Bird flu ties up fly-fishing business
DELTA, Colo. – Lines of long, narrow, white buildings spread out across the ranch in the lush, green farmland of western Colorado. Inside are chickens, up to 85,000 in each of the dimly lighted coops with interiors that feel like greenhouses and smell like outhouses.
This is Tom Whiting’s lab, where he creates new kinds of chickens – or, more specifically, chicken feathers.
Whiting is no mad scientist. He’s a poultry geneticist, and his company, Whiting Farms, is the world’s largest producer of the chicken hackle that fly-fishermen use for tying flies. Whiting keeps a watchful eye on his birds, from the time the chicks are hatched until their feathers are packaged and shipped to companies in roughly 40 countries.
With the operation broken up among three ranches, Whiting has biological security from poultry diseases and protection from natural disasters that might wipe out his entire line. If anyone in the poultry business is going to be immune from avian influenza, it’s Whiting.
Still, the panic over this new strain of an old disease has reached his ranch on the Western slope of the Rockies – in the form of red tape.

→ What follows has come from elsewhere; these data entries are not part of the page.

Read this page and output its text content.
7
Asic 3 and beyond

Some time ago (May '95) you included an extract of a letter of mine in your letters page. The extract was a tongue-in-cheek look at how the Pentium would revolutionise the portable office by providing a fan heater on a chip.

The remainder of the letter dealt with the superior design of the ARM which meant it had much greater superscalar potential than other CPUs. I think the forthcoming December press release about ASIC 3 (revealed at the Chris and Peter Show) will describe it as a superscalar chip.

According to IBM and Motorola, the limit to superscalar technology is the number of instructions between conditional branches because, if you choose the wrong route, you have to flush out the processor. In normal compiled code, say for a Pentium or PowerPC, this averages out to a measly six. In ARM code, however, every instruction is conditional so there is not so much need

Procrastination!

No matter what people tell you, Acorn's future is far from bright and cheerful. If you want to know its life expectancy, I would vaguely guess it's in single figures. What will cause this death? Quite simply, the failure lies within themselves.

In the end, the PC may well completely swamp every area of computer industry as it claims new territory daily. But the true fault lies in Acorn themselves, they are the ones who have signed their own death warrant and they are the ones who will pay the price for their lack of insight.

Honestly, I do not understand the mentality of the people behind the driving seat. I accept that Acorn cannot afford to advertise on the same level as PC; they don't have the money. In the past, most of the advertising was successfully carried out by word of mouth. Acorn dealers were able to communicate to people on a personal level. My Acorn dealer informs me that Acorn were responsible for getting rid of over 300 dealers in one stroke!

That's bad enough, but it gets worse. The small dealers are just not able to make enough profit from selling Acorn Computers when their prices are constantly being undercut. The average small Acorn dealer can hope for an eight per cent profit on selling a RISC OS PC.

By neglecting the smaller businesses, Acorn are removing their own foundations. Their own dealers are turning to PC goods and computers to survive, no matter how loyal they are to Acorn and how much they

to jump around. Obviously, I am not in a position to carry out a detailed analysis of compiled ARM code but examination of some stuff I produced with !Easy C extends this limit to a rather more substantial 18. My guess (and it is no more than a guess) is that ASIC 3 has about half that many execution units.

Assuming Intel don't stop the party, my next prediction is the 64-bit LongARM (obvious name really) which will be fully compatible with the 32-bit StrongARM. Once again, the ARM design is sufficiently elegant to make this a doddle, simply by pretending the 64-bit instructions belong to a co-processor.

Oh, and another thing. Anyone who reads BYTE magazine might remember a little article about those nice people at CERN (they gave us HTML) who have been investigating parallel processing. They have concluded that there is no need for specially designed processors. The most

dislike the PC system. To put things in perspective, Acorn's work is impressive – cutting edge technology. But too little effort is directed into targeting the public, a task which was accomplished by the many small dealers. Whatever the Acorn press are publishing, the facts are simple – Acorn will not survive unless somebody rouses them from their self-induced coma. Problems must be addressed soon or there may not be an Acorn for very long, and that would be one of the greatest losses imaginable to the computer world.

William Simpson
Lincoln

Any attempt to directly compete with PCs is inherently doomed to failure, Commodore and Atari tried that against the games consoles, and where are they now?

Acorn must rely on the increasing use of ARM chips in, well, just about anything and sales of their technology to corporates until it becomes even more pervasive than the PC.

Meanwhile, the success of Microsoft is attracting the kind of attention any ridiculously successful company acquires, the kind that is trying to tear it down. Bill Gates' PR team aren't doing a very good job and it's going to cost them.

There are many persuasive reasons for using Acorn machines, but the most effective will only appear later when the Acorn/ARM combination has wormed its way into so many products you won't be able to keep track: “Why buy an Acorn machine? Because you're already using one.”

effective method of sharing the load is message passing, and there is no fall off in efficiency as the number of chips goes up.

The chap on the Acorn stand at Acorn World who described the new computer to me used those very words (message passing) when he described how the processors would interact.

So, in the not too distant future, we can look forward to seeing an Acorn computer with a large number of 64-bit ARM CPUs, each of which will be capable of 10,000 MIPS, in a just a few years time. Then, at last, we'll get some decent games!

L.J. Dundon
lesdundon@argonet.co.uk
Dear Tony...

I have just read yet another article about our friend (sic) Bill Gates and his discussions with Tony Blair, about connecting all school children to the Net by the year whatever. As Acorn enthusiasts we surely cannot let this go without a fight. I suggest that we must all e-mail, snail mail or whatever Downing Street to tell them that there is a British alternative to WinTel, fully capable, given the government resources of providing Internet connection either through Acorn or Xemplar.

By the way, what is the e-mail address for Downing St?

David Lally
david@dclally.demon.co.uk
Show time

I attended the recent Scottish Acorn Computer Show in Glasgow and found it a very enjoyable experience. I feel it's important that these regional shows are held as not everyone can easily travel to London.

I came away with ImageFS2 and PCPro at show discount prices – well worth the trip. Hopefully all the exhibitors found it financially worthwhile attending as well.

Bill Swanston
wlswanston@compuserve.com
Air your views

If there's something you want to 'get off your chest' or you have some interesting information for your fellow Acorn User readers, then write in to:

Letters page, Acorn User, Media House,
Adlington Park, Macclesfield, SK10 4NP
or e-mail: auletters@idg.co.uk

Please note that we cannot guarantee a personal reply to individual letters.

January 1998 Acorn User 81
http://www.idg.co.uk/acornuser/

“It comes in to be an impact in the hurdles, the hoops that we’re forced to jump through,” Whiting said from a room decorated with stuffed chickens and elaborate fishing lures sent to him by fishermen around the world. “It’s a moving target right now because nobody knows what it is, and the governments in every single country have their own requirements. And that’s created a lot of headaches.”
Bird flu was first documented in the 1800s. The latest strain was first discovered in 1997, when H5N1 was isolated from a goose in China. The virus began its global march in 2003, sparking hysteria that peaked with fears it might mutate into a form easily transferable among humans and start a pandemic. At least 141 people have died and the increased attention has led to misinformation that spread exponentially faster than the disease itself.
The small world of fly-fishing has been just as susceptible to the rumors. From blogs to fly shops, fishermen wanted to know the dangers of bird flu. Do you need to wear a mask when tying flies? Will I get bird flu if I lick the hackles to get them to lay down? Do I need to wash my hands after handling feathers?
Those in the know couldn’t believe what they were hearing. “I thought people were smarter than that,” said Karl Schmuecker, whose family owns Wapsi Fly Inc., a wholesale distributor of fly-tying materials in Mountain Home, Ark. “It’s impossible. The virus has to have a live host. You can’t even get it off the skins. None of the product here in the U.S. even had a chance to be infected, so it’s pretty ridiculous.”
Schmuecker’s right. Loose feathers and strung hackle – feathers that are plucked and sewn back together – are still allowed into the United States after they’ve been certified clean (steamed at high enough temperatures to kill the virus). That hasn’t affected the fly-tying industry much. What has is a USDA ban on importing feathers still attached to the skin from the three dozen or so countries where H5N1 has been detected.
It’s cheaper to buy feathers in China and other Asian companies, so that’s where most fly-tying companies do business. Since those countries are in the heart of the bird flu outbreak, the fly companies have had to search for other sources and it’s costing them – almost double what they used to pay for rooster necks and guinea skins.
And the higher overhead has been passed on to the fly shops and fishermen; Wapsi’s fall catalog will include some higher prices, though not everything will go up because the company stocks some products one to two years in advance.
But it’s not just higher costs that have hit the fly-fishing shops. Because of the increased scrutiny on imported feathers, shipments often get delayed. Unable to get feathers from their usual sources, some shops have had to switch vendors.
“A lot of the companies I deal with who import from the Asian countries are having trouble getting some of the feathers in – they get tied up for long periods of time,” said Grady Allen, owner of UpCountry Sportfishing in Pine Meadow, Conn. “When we’re looking for feathers, sometimes they don’t have what we’re looking for because they’ve been restricted, at least temporarily. So when I order them up, they’re just not there.”